Three ways to help your digestion
Keeping your digestive system at peak performance is a big part of everyday wellness. So who better to offer advice in this area than Chief Wellness Officer Michael Roizen, MD. Dr. Roizen also serves as Chairman of the Wellness Institute at Cleveland Clinic. He is the best-selling author of the RealAge books as well as co-author with Mehmet Oz, MD, of YOU: The Owner’s Manual and other books in that series.
Here, in an excerpt from YOU: Staying Young, are three tips to help keep your digestive system running smoothly.
The food duo with the most muscle: fiber and water. Together they keep your food bulky and soft so it can move easily through your system without putting too much pressure on your intestines.
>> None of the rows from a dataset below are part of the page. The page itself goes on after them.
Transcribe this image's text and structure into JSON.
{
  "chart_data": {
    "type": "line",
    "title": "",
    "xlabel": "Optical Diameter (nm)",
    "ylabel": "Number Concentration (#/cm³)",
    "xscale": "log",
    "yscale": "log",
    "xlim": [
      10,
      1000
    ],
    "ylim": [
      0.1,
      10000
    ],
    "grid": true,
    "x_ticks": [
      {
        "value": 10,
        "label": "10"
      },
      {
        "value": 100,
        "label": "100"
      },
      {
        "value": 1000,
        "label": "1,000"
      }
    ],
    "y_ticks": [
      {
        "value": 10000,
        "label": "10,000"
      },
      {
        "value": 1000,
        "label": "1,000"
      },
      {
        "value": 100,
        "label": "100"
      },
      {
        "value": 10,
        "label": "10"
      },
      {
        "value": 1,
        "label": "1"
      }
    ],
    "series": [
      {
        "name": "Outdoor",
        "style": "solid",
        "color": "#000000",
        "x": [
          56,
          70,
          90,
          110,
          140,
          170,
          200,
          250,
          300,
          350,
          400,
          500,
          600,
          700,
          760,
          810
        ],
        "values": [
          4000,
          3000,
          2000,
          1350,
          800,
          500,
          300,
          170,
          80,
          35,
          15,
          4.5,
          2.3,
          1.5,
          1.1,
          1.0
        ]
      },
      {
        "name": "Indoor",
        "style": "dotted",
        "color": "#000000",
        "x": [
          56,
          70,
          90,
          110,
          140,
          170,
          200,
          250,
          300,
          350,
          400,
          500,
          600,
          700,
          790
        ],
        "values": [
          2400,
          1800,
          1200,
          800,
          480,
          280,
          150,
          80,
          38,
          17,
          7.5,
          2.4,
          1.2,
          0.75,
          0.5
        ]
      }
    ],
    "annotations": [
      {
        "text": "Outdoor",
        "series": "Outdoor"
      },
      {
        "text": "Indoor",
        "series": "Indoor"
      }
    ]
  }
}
Fiber is found in fruits, vegetables, whole grains, oats, beans and some cereals. Your goal: 35 grams a day for women and 25 grams a day for men.
Shower Your Insides
You hear the advice about drinking eight 8-ounce glasses of water [but] there’s no magic to this number. The right amount varies according to your activity level and size, so if you want, just drink enough water so that your urine is clear. It helps lubricate [your digestive system] so food can slide through more easily. Plus, it helps quell hunger, fights bad breath, and helps you avoid dry mouth.
Play with Your Food
The best way to experiment with foods that may be causing you general digestive irritation is to do the food elimination test. For three days in a row, eliminate certain groups of food from your diet – dairy products, wheat products and sugars being the top three to try. Write down how you feel during those days, and notice any changes in digestive feelings as well as things like your energy level. The test will give you insight not into allergies specifically but into food irritabilities – symptoms that can make you feel like you have a touch of the flu.
YOU: Staying Young, by Michael F. Roizen, MD, and Mehmet C. Oz, MD, is published by Free Press, a division of Simon & Schuster Inc. Excerpt used with permission.